Commercials. I like how Domino's is debuting a new, larger pizza for our new, larger nation.
When we come back, Bellick is practically giddy from the delightful prospect of being able to legitimately abuse an inmate. First, he tells Sucre, "The state of Illinois doesn't look too kindly upon prisoners who try to escape." Does any state in the union? Bellick then helpfully points out that should he decide Sucre was trying to escape, charges would be filed and another dime would get added to Sucre's sentence. Sucre protests that he wasn't trying to escape. Narrowly interpreted, that statement is not a lie. In fact, Sucre could truthfully assert that he was trying to get back to his cell. Bellick says mockingly, "You're just out there howling at the moon." As Bellick grabs Sucre by the throat and bids him to begin talking -- which seems like sort of an unfair set-up, if you ask me -- another CO checks around the corner to make sure nobody's around to see this. Sucre decides he doesn't really need that last lungful of air, and he gasps that he stayed out in the yard under the bleachers so he could get a package that was getting sent over the walls.
Panting nearly as hard as Sucre is -- and boy, can that dependent clause be taken out of context -- Bellick points out that a drug charge is nearly as severe as an escape charge.

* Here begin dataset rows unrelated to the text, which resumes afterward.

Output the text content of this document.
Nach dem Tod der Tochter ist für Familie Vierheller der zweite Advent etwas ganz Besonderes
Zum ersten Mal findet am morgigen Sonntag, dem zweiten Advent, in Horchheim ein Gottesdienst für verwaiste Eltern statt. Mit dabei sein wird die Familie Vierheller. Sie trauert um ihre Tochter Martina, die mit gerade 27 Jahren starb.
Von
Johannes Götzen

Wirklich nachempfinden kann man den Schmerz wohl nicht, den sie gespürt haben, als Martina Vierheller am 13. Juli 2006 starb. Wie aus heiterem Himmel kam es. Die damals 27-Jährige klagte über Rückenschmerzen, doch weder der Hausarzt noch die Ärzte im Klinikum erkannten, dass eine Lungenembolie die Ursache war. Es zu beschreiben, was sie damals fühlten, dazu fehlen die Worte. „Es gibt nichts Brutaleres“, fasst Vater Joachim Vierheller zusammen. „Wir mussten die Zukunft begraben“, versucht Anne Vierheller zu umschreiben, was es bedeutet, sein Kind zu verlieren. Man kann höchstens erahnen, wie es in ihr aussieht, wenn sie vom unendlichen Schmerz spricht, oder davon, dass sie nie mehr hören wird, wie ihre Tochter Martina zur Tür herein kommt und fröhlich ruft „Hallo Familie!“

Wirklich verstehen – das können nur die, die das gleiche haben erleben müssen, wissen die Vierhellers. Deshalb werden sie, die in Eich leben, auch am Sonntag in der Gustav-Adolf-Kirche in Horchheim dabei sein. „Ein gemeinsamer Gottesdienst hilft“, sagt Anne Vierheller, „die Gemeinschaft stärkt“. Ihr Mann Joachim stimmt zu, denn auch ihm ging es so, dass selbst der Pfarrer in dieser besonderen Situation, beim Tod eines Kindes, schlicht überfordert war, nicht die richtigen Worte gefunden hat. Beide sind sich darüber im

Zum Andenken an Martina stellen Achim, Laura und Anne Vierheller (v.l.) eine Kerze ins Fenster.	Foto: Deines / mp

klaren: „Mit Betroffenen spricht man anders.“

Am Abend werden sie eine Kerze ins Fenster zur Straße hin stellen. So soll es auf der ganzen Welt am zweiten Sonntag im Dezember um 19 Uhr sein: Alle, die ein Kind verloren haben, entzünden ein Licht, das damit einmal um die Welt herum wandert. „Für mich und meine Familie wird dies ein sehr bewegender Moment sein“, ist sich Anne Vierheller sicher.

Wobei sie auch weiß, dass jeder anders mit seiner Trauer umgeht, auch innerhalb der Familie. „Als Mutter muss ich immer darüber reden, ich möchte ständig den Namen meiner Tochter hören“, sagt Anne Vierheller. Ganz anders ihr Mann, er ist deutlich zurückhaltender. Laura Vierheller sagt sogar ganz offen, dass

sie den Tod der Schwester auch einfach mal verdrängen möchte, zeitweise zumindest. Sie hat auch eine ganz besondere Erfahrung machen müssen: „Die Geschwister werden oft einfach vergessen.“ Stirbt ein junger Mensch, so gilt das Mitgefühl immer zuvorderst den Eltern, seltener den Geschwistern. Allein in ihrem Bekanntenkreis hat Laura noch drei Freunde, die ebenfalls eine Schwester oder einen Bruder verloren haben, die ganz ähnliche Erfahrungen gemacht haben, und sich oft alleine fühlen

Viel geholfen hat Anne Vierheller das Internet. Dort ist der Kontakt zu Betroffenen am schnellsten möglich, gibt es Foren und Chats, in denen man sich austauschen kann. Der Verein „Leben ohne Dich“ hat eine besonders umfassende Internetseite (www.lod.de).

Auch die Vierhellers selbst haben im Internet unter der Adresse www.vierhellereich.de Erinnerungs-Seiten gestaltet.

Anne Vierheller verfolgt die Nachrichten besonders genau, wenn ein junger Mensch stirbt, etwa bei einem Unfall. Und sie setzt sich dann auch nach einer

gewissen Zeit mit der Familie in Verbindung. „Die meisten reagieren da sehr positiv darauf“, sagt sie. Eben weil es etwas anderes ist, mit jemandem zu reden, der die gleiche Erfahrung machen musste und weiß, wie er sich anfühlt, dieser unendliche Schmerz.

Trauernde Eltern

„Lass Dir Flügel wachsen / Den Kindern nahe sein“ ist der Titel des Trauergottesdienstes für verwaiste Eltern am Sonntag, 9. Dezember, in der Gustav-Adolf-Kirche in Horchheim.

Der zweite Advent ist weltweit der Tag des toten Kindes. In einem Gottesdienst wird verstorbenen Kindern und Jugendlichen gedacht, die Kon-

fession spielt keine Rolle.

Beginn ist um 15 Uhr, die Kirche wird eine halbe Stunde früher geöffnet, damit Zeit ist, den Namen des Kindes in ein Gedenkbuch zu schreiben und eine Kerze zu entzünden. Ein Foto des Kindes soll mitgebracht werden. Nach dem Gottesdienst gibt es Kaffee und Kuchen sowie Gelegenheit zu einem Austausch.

Sucre protests that it wasn't drugs, and Bellick shouts, "Then what the hell was it?" Bellick flings Sucre toward the other guard and orders him to search Sucre. What the CO turns up…is Annie the Tranny's bloomers. Sucre tries to look like he's dismayed, but he actually looks pretty pleased that this is going to plan. Bellick says incredulously, "A pair of [underwear]? A pair of [underwear]? You risked going to the SHU for a pair of [underwear] -- hell, you risked adding extra time to your bid, all for a pair of panties?" "They lift and cradle my tushie! They're the only thing that keeps me looking so good in these prison blues," Sucre protests. Oh, he does not. Instead, he assumes a gooey expression and says plaintively, "My girl just wanted me to know she was thinking about me, boss." This is especially plaintive when you consider that whatever's passing between Maricruz's ears probably has nothing to do with Sucre. Bellick fondles the panties, then says, "You got a real beefer on your hands, don't you?" Sucre cringes like he's heard fat-girlfriend jokes for years, then says, "It's the dumbest thing I've ever done. I'm just scared that being here, I'm going to lose her." "Son, if these drawers are any indication, you couldn't lose her from space," snickers Bellick. Or not -- when have you known him to be quippy? He actually goes for what he perceives as the humiliating move -- sniffing the crotch of the panties -- and God only knows how Sucre keeps from snickering over the sight of Bellick inhaling Annie the Trannie's drawers. Well, he'll have plenty of time to laugh to himself in the SHU.